Sœur Cristina Sciuccia, 25 ans, Ursuline de la Sainte-Famille, participait à la compétition italienne « The Voice of Italy », depuis le mois de mars sur RAI 2 – la deuxième chaîne publique italienne – : elle vient de remporter la victoire, ce jeudi 5 juin, avec 62 % des votes du public. La semaine dernière aussi elle avait été choisie par la « voix du peuple » pour aller en finale. Le prix remporté est un disque chez Universal. La RAI a déjà eu son prix: les audiences qui s’envoilent! Avec un peu d’avance, la télévision italienne a comme lancé l’Année de la vie consacrée en donnant à ce jeune talent toute sa place dans la compétition. Il fallait oser. Il fallait aussi avoir compris que l’Italie aime ses religieuses. Et en attend beaucoup. Mais c’est du monde entier que le plébiscite est arrivé.

Liberté, surprises et détermination

Sur YouTube, son interprétation de la chanson d’Alicia Keys « No One » a enregistré 50 millions de visions. Son coach, J-Ax, alias Joker Alex, qui l’a défendue constamment, avec un humour corrosif – a commenté : « Cinquante millions de personnes ne peuvent pas avoir tort ! » Pour sœur Cristina, cette chanson – qu’elle a rechantée avec bonheur lors de la finale – devient une déclaration d’amour à Dieu: « Je te veux tout proche/là où tu peux rester pour toujours/tu peux être sûr/que ce sera le meilleur endroit/toi et moi ensemble/jours et nuits ».

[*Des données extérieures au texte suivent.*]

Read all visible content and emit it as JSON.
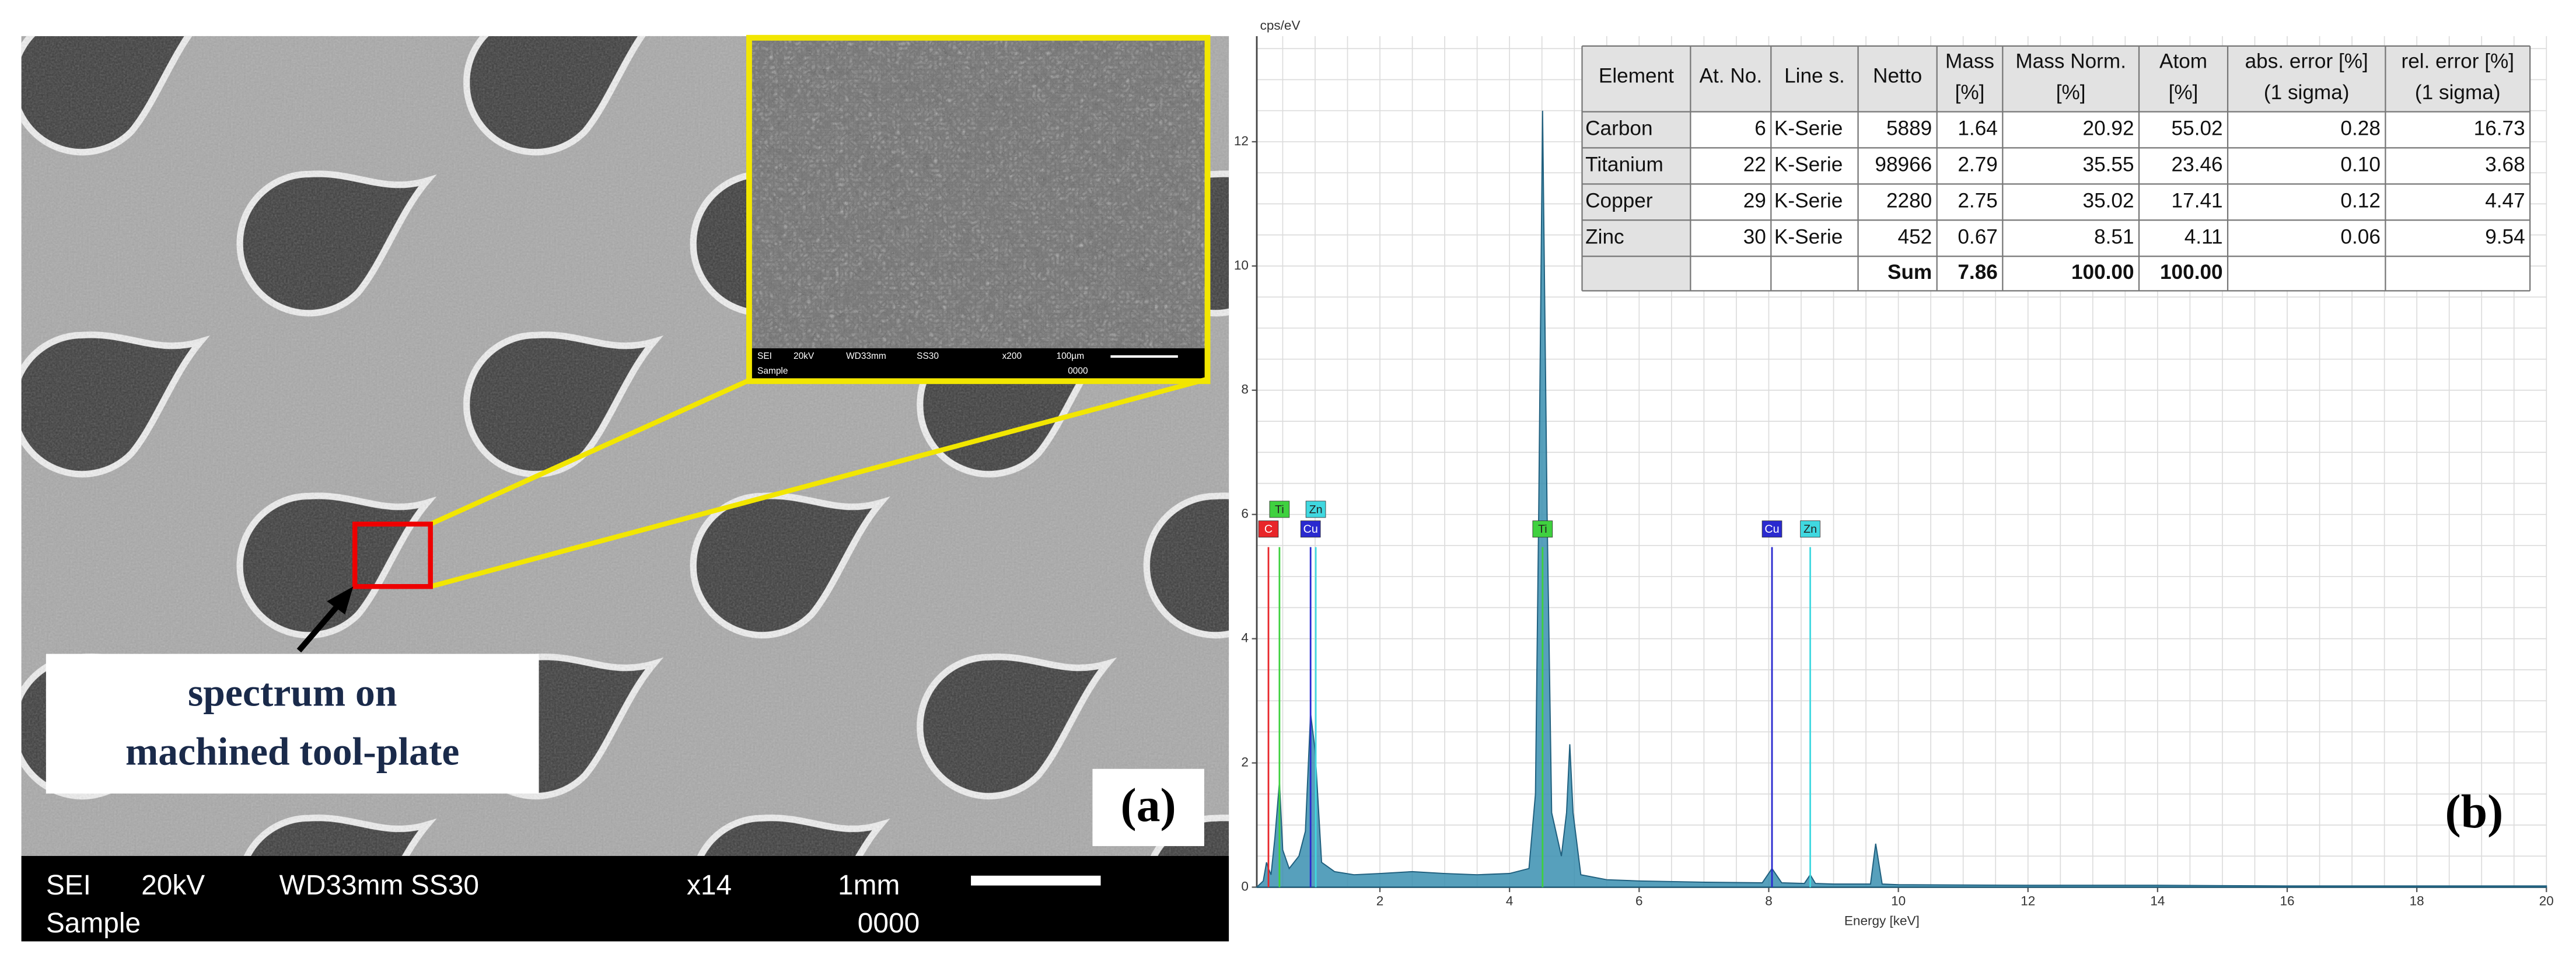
{
  "panel_a": {
    "label": "(a)",
    "annotation": [
      "spectrum on",
      "machined tool-plate"
    ],
    "info_bar": [
      "SEI",
      "20kV",
      "WD33mm",
      "SS30",
      "x14",
      "1mm",
      "Sample",
      "0000"
    ],
    "inset_info": [
      "SEI",
      "20kV",
      "WD33mm",
      "SS30",
      "x200",
      "100µm",
      "Sample",
      "0000"
    ]
  },
  "panel_b": {
    "label": "(b)"
  },
  "table": {
    "header": [
      [
        "Element"
      ],
      [
        "At. No."
      ],
      [
        "Line s."
      ],
      [
        "Netto"
      ],
      [
        "Mass",
        "[%]"
      ],
      [
        "Mass Norm.",
        "[%]"
      ],
      [
        "Atom",
        "[%]"
      ],
      [
        "abs. error [%]",
        "(1 sigma)"
      ],
      [
        "rel. error [%]",
        "(1 sigma)"
      ]
    ],
    "rows": [
      [
        "Carbon",
        "6",
        "K-Serie",
        "5889",
        "1.64",
        "20.92",
        "55.02",
        "0.28",
        "16.73"
      ],
      [
        "Titanium",
        "22",
        "K-Serie",
        "98966",
        "2.79",
        "35.55",
        "23.46",
        "0.10",
        "3.68"
      ],
      [
        "Copper",
        "29",
        "K-Serie",
        "2280",
        "2.75",
        "35.02",
        "17.41",
        "0.12",
        "4.47"
      ],
      [
        "Zinc",
        "30",
        "K-Serie",
        "452",
        "0.67",
        "8.51",
        "4.11",
        "0.06",
        "9.54"
      ],
      [
        null,
        null,
        null,
        "Sum",
        "7.86",
        "100.00",
        "100.00",
        null,
        null
      ]
    ]
  },
  "chart_data": {
    "type": "area",
    "y_label": "cps/eV",
    "x_label": "Energy [keV]",
    "xlim": [
      0.1,
      20
    ],
    "ylim": [
      0,
      13.7
    ],
    "xticks": [
      2,
      4,
      6,
      8,
      10,
      12,
      14,
      16,
      18,
      20
    ],
    "yticks": [
      0,
      2,
      4,
      6,
      8,
      10,
      12
    ],
    "grid": true,
    "grid_step": 0.5,
    "series": [
      {
        "color": "#3a8fb0",
        "x": [
          0.1,
          0.2,
          0.25,
          0.28,
          0.32,
          0.38,
          0.45,
          0.5,
          0.6,
          0.75,
          0.85,
          0.93,
          1.0,
          1.1,
          1.3,
          1.6,
          2,
          2.5,
          3,
          3.5,
          4,
          4.3,
          4.4,
          4.45,
          4.51,
          4.58,
          4.65,
          4.8,
          4.88,
          4.93,
          4.98,
          5.1,
          5.5,
          6,
          7,
          7.9,
          8.05,
          8.2,
          8.55,
          8.64,
          8.72,
          9,
          9.57,
          9.65,
          9.75,
          10,
          12,
          14,
          16,
          18,
          20
        ],
        "values": [
          0,
          0.1,
          0.4,
          0.3,
          0.2,
          0.8,
          1.7,
          0.6,
          0.3,
          0.5,
          0.9,
          2.8,
          2.2,
          0.4,
          0.25,
          0.2,
          0.22,
          0.25,
          0.22,
          0.2,
          0.22,
          0.3,
          1.5,
          6,
          12.5,
          6,
          1.2,
          0.5,
          1.2,
          2.3,
          1.2,
          0.2,
          0.12,
          0.1,
          0.08,
          0.07,
          0.3,
          0.07,
          0.06,
          0.2,
          0.06,
          0.05,
          0.05,
          0.7,
          0.05,
          0.04,
          0.03,
          0.03,
          0.02,
          0.02,
          0.02
        ]
      }
    ],
    "markers": [
      {
        "label": "C",
        "energy": 0.28,
        "color": "#e8262a"
      },
      {
        "label": "Ti",
        "energy": 0.45,
        "color": "#3fd13f"
      },
      {
        "label": "Cu",
        "energy": 0.93,
        "color": "#2a2acf"
      },
      {
        "label": "Zn",
        "energy": 1.01,
        "color": "#40d8e0"
      },
      {
        "label": "Ti",
        "energy": 4.51,
        "color": "#3fd13f"
      },
      {
        "label": "Cu",
        "energy": 8.05,
        "color": "#2a2acf"
      },
      {
        "label": "Zn",
        "energy": 8.64,
        "color": "#40d8e0"
      }
    ]
  }
}
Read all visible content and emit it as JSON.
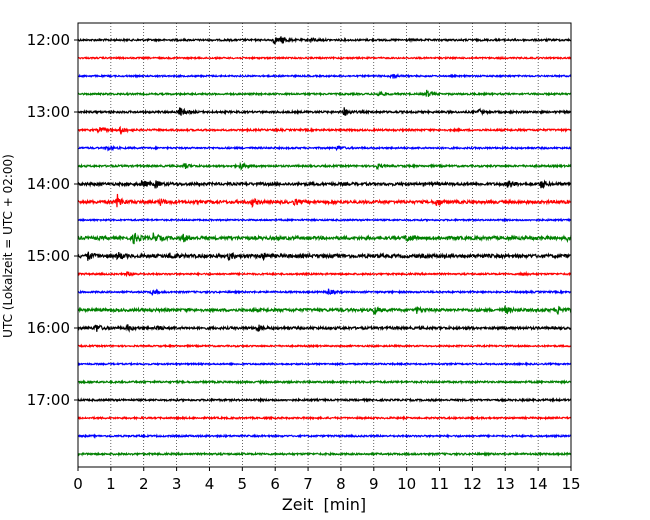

Vraie bête de scène, vraie maîtrise vocale, sœur Cristina a remporté non seulement la compétition de « La Voix d’Italie » mais le prix de la sympathie. Aux commentaires désobligeants que sa présence dans une émission de variété populaire a pu susciter, en milieu catho et en milieu anti-catho – sa voix dénigrée, son talent diminué, l’accusation d’être « pistonnée » du fait de son habit religieux ou que sa présence était « déplacée » – elle répond tranquillement que le pape François veut une Eglise « en sortie » ! On devine que son parcours du combattant n’a pas été sans souffrance.

Les répliques de sœur Cristina sont désormais fameuses et attendues : « La musique me permet de parler de Dieu de la façon la plus belle que je connaisse. » Son coach, rappeur aux tatouages légendaires, souligne cette « joie » contagieuse, qui l’a ému plus d’une fois. Lui et les trois autres membres du jury n’en sont toujours pas revenus d’avoir découvert – après avoir entendu sa voix « en aveugle » – que c’était celle d’une « vraie soeur ». Lui n’en est toujours pas revenu non plus qu’elle ait choisi d’entrer dans son équipe: « le diable et l’eau bénite », plaisante-t-il en écrasant une larme, très heureux. 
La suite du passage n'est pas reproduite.